Freddy Flintoff’s Field of Dreams (TVNZ+)
When Andrew Flintoff played cricket for England, he was one of a few players who hadn’t come from a private school. And despite the best efforts of fast-paced new formats like “The Hundred”, cricket in England remains well and truly a posh person’s sport. So in the three-part documentary series Freddy Flintoff’s Field of Dreams, the all-rounder returns to his hometown of Preston, Lancashire, to try and build a cricket team out of lads from his old estate. Their total lack of cricket experience is partly due to the sport being prohibitively expensive and out of reach, and partly down to their personal opinion that it’s “slow” and “boring” and “not as good as football”. Despite their negative perception of the gentleman’s game, enough lads are curious enough to show up to the first training session and form a squad. The unlikely XI ranges from 15-year-old troublemaker (who has really just been let down by the school system) Sean to 18-year-old Ben, who is living on his own for the first time and is heartbreakingly lonely.
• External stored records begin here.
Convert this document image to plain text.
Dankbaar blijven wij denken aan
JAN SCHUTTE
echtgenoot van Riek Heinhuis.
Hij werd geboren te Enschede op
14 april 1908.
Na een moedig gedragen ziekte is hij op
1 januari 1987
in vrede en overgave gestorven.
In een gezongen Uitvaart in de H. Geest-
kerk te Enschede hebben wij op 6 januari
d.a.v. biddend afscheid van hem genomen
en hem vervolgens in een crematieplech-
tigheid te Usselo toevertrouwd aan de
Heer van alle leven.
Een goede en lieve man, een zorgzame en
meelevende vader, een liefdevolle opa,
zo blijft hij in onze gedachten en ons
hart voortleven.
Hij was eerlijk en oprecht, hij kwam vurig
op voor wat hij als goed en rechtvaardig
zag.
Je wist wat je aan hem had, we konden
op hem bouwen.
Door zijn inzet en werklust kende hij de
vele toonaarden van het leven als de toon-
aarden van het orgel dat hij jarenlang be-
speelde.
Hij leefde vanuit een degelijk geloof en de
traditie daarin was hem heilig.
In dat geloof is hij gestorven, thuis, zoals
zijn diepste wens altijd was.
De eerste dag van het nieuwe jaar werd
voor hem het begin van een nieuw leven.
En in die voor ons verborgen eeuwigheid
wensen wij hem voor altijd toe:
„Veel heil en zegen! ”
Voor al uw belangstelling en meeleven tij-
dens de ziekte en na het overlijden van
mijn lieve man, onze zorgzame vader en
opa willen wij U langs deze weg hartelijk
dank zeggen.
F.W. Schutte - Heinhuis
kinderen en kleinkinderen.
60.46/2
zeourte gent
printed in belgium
Both of these players’ arcs are hugely moving, and have little to do with their cricket skills. That this is about so much more becomes clearer still with the late arrival of Afghani asylum seeker Adnan, who, 11 months earlier, turned up in Preston in the back of a lorry unable to speak a word of English. This is his first opportunity to play a sport he’s dreamt of being able to play most of his life, and he’s welcomed into the team as by far their best player. Whatever Flintoff might have hoped to achieve when he started this Mighty Ducks-style experiment, it ended up turning into something far greater. Even if you share the Preston lads’ initial disinterest in cricket, you’d go a long way to find a more moving and heartwarming three hours of television than this.
Funny Woman (Neon)
The US has Marvellous Mrs Maisel, the UK has Barbara Anderson. Based on the Nick Hornby novel Funny Girl (which was published pre-Maisel, so who’s copying who), Funny Woman is the story of a former Miss Blackpool (Gemma Arterton) who decides to pursue a career in comedy, despite it being the 1960s and her being, you know, a woman. She leaves Blackpool for the bright lights of London, and after the requisite series of setbacks finds herself the star of a new TV sitcom — the ultimate platform to show 1960s England that woman can be, you know, funny.